A genome wide plot for this simulated case is shown.

Plots
Here are some real case example plots from TrioMix.
Normal male offspring, uncontaminated

This is an example of SNP VAFs in a male offspring without contamination. Note the drop in depth and homozygosity of chrX.
Normal female offspring, uncontaminated

This is an example of SNP VAFs in a female offspring without contamination. Note that there is no paternal GroupB SNP on chrX since father only has one copy of chrX and cannot have heterozygous SNPs.
Uniparental disomy

Paternal uniparental isodisomy (UPiD) of chr4 is shown. Homozygosity of GroupA SNPs suggests the presence of uniparental disomy. Homozygosity of GroupB SNPs further suggests uniparental isodisomy (UPiD).
Chimerism (from a sibling)

The meiotic recombination pattern between the two sibling zygotes are shown as segmental VAF patterns in GroupB SNPs. In this example TrioMix quantified the ratio between the two zygotes of the chimera 22%:78%.
Maternal contamination in a placenta biopsy

Maternal blood can contaminate the fetal portions of the placenta biopsy. Maternal GroupA VAFs are increased (mean VAF=0.53) and paternal GroupA VAFs are decreased (mean VAF=0.47). In GroupB, additional non-zero low level VAFs are seen only from the mother which suggests DNA contamination originating from the mother. In this example, TrioMix quantified that there is 6.6% maternal DNA contamination in the placenta biopsy.
Sample swap (father ↔ offspring)

Sample swap between the father and offspring would lead to no GroupA SNPs since a offspring and another parent can both be homozygous for a different allele at the same time (i.e. offspring: homo-alt, father: homo-ref). Thus, there is no GroupA variants. For GroupB SNPs, if the offspring is a het genotype, then the father can be a het or homo-alt genotype.
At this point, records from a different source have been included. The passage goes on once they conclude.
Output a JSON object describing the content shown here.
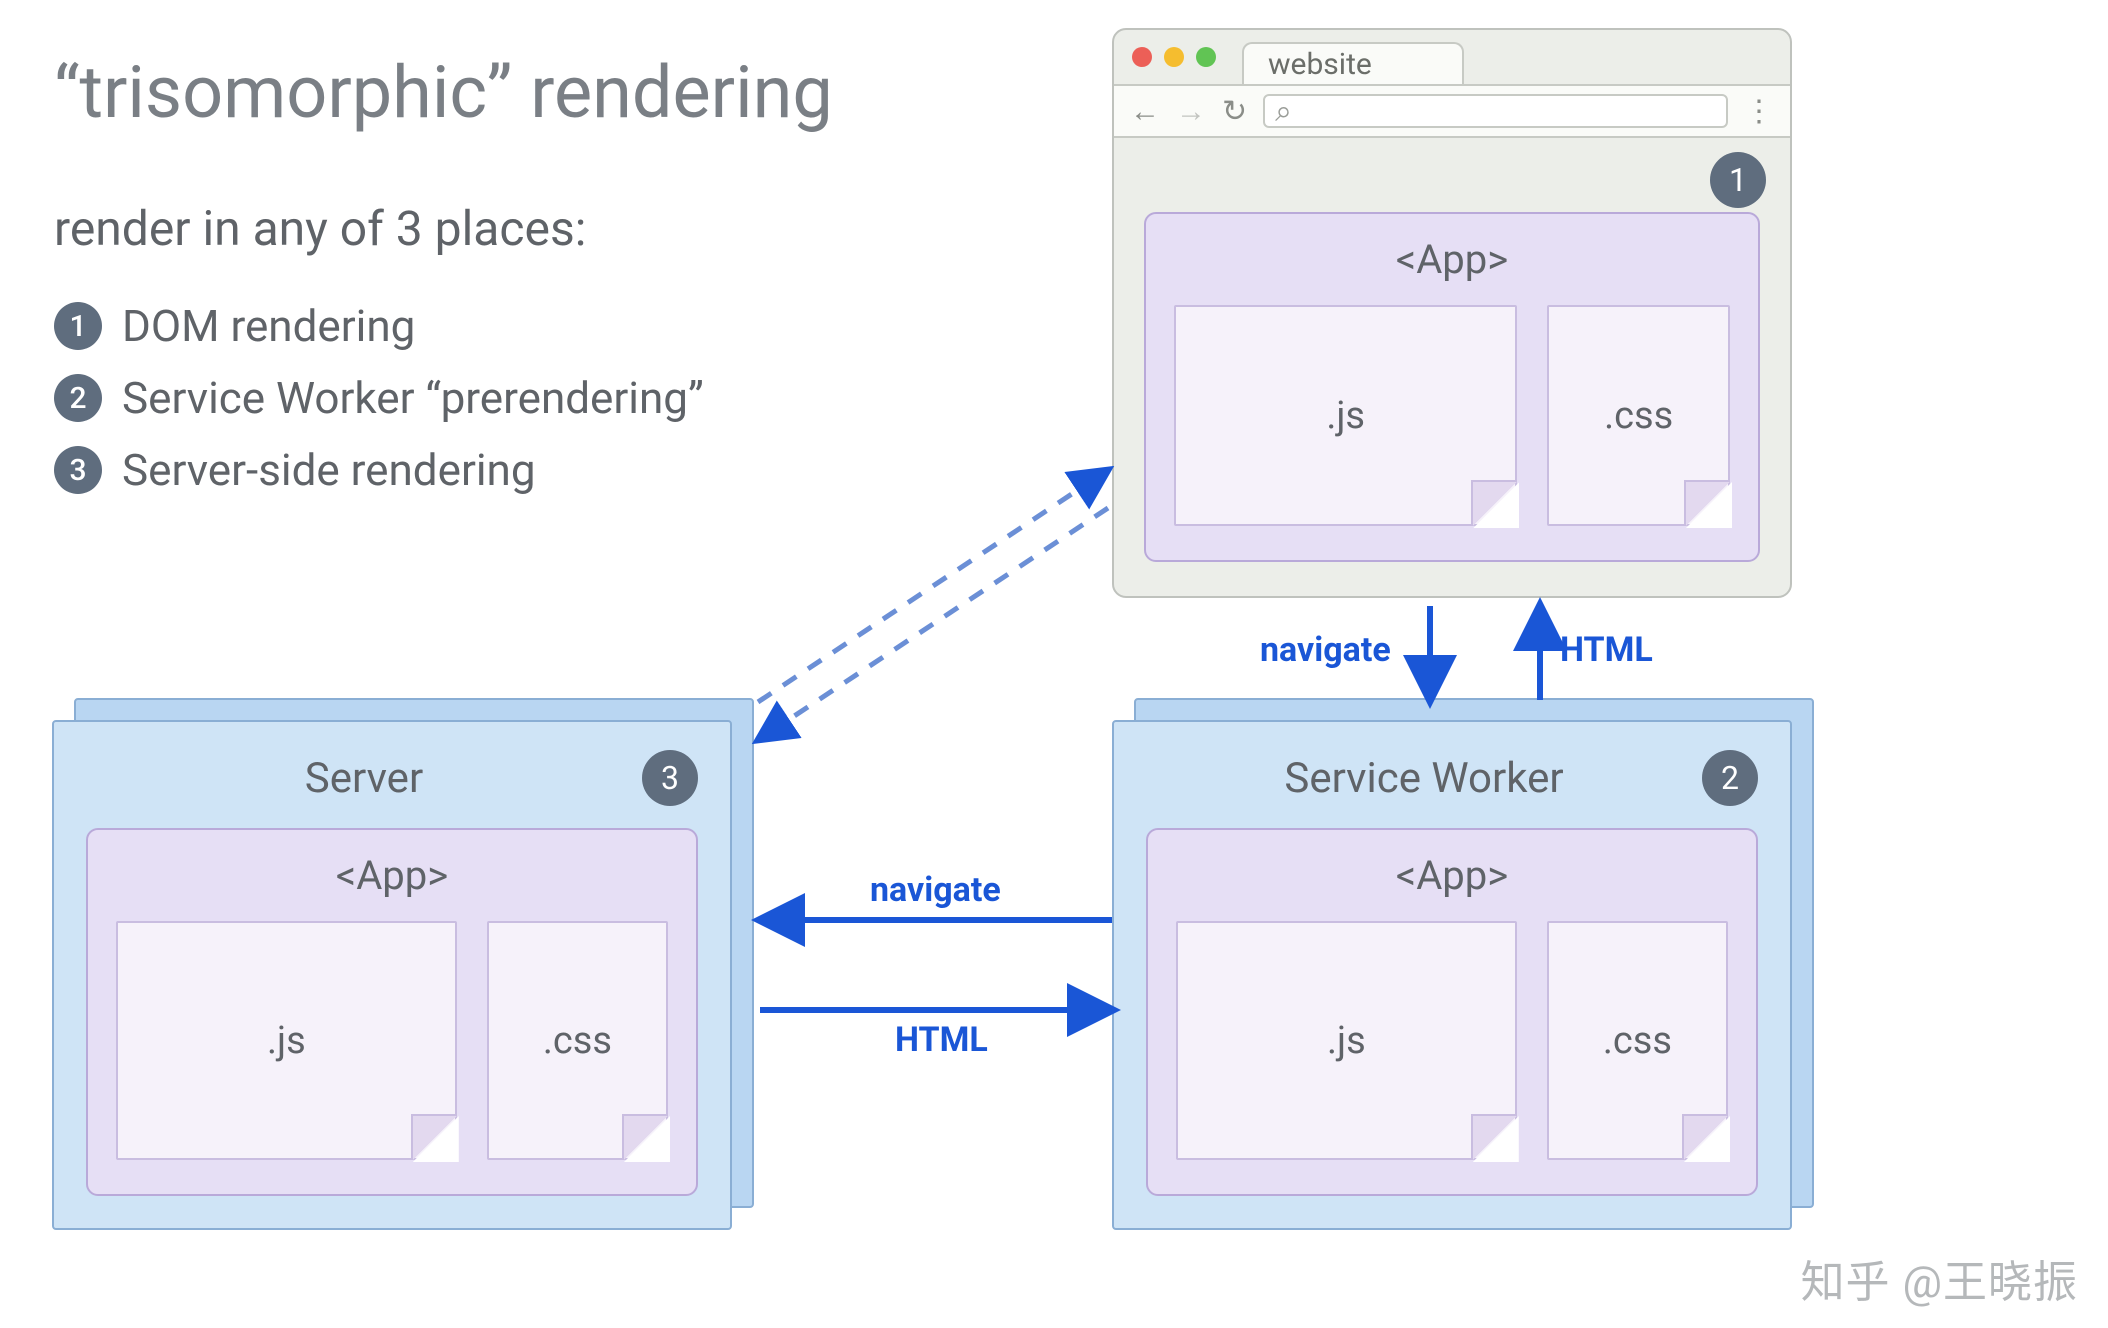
{
  "title": "“trisomorphic” rendering",
  "subtitle": "render in any of 3 places:",
  "list": [
    {
      "n": "1",
      "label": "DOM rendering"
    },
    {
      "n": "2",
      "label": "Service Worker “prerendering”"
    },
    {
      "n": "3",
      "label": "Server-side rendering"
    }
  ],
  "browser": {
    "tab": "website",
    "search_icon": "⌕",
    "badge": "1",
    "app": {
      "label": "<App>",
      "file_js": ".js",
      "file_css": ".css"
    }
  },
  "server": {
    "title": "Server",
    "badge": "3",
    "app": {
      "label": "<App>",
      "file_js": ".js",
      "file_css": ".css"
    }
  },
  "sw": {
    "title": "Service Worker",
    "badge": "2",
    "app": {
      "label": "<App>",
      "file_js": ".js",
      "file_css": ".css"
    }
  },
  "arrows": {
    "browser_to_sw": "navigate",
    "sw_to_browser": "HTML",
    "sw_to_server": "navigate",
    "server_to_sw": "HTML"
  },
  "watermark": "知乎 @王晓振",
  "colors": {
    "badge_bg": "#5f6d7e",
    "panel_fill": "#cfe4f6",
    "panel_border": "#8aaed4",
    "app_fill": "#e6dff5",
    "app_border": "#b9a9d9",
    "arrow": "#1a56d6"
  }
}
Thus a homo-alt (VAF=1) is seen in GroupB in the parent that is swapped with an offspring.
Sample swap (mother ↔ offspring)

Sample swap between the mother and offspring would lead to no GroupA SNPs since a offspring and another parent can both be homozygous for a different allele at the same time (i.e. offspring: homo-alt, mother: homo-ref). Thus, there is no GroupA variants. For GroupB SNPs, if the offspring is a het genotype, then the mother can be a het or homo-alt genotype. Thus a homo-alt (VAF=1) is seen in GroupB in the parent that is swapped with an offspring.
Sample swap (father ↔ mother)

In the absence of parent sample swap, GroupB is only seen with maternal SNP in chrX since the requirement for GroupB is heterozygous in that parent. For the father with XY genotype, therefore, GroupB SNP is not available. Thus, if the two parents are swapped, ‘paternal’ chrX GroupB SNPs will be observed instead of ‘maternal’ chrX GroupB.